The first three quarters of 2021 were the busiest period ever for listings, as companies rushed to go public after putting plans on hold during the coronavirus pandemic. But market volatility, the war in Ukraine and the threat of global recession have made companies much less willing to do so this year.
“A lot of people were raring to go and then a confluence of factors hit them all at once,” said Martin Glass a partner at law firm Jenner & Block who advises companies on IPOs.
“Once things stabilise, we will see a return of activity, even if it does not reach last year’s levels. People are not abandoning ship — they are pausing.”
He added the US market had been particularly affected by a near-collapse in listings of special purpose acquisition companies, shell companies that list to raise money and then find an acquisition target.
In the past two years, Spac deals hit record levels, but this has slowed to a trickle over the past six months, following some disappointing performances, more scrutiny from regulators and waning appetite among banks to underwrite them.
Dealmakers said that despite worsening conditions in general for IPOs, higher energy prices as a result of the Ukraine war made listings a more attractive option for oil and gas companies.
There are also several major IPOs in preparation that could be completed by the end of the year.
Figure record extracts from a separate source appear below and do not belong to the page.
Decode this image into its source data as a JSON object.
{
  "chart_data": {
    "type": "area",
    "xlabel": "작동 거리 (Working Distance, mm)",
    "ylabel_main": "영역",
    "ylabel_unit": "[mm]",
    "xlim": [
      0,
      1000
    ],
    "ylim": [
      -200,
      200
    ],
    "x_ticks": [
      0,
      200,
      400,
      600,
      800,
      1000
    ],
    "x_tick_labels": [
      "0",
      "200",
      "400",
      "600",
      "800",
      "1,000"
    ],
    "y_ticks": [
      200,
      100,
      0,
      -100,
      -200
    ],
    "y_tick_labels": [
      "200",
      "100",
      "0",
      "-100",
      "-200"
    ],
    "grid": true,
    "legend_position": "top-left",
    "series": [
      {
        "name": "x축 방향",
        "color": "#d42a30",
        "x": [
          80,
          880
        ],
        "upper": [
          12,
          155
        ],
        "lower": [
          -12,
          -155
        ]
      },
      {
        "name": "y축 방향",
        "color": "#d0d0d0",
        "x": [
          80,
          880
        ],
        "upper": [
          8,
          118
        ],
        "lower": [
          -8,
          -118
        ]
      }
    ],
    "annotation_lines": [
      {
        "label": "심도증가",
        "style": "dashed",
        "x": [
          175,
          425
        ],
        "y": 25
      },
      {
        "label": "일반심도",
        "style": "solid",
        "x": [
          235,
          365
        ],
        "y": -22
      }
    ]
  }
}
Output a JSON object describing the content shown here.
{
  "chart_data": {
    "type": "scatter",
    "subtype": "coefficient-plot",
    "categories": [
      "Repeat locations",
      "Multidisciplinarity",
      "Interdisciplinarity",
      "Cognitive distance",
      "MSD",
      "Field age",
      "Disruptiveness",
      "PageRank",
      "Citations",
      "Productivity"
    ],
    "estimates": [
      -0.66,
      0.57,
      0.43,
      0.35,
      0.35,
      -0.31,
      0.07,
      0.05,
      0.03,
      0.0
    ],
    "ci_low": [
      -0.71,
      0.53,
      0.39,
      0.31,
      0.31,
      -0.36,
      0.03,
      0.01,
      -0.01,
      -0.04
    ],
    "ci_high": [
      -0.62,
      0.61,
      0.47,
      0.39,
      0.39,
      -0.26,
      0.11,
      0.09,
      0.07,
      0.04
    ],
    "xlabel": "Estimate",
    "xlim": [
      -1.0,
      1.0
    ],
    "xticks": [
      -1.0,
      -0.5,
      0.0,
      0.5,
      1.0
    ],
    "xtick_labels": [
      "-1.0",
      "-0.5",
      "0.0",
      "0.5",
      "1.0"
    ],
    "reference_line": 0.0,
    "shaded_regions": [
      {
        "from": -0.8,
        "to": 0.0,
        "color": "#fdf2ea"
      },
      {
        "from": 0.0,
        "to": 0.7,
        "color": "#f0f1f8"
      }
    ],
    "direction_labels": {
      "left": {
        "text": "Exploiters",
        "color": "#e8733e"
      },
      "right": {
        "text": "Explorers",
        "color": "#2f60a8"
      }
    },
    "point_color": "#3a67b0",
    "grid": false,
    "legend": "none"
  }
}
UK pharma group GlaxoSmithKline has sought regulatory approval to bring its consumer health joint venture Haleon to market this year in what is expected to be the largest listing in London for a decade.
In March, US insurer AIG filed for a long-expected IPO of its life and asset management business that could value the unit at more than $20bn. Volkswagen is planning a €20bn partial float of Porsche this year.
But lawyers predict many planned IPOs will be pushed back into 2023 as conditions take time to improve.
“Maybe if we come back from the summer holidays in September and for some bizarre reason things have suddenly turned for the better, maybe there will be more activity,” said White & Case partner Inigo Esteve, who advises companies on IPOs.
“But I’m not sure a whole lot of people are holding their breath for such a change in the underlying conditions by then.”
He added that he expected many would postpone until next year at the earliest. “Why would you launch now when you could wait for better conditions?”
Among the 10 highest-valued IPOs this year, just two listed on US or European exchanges. Private equity group TPG raised $1bn on the Nasdaq in January, while Norwegian oil and gas producer Vår Energi raised $880mn in Oslo.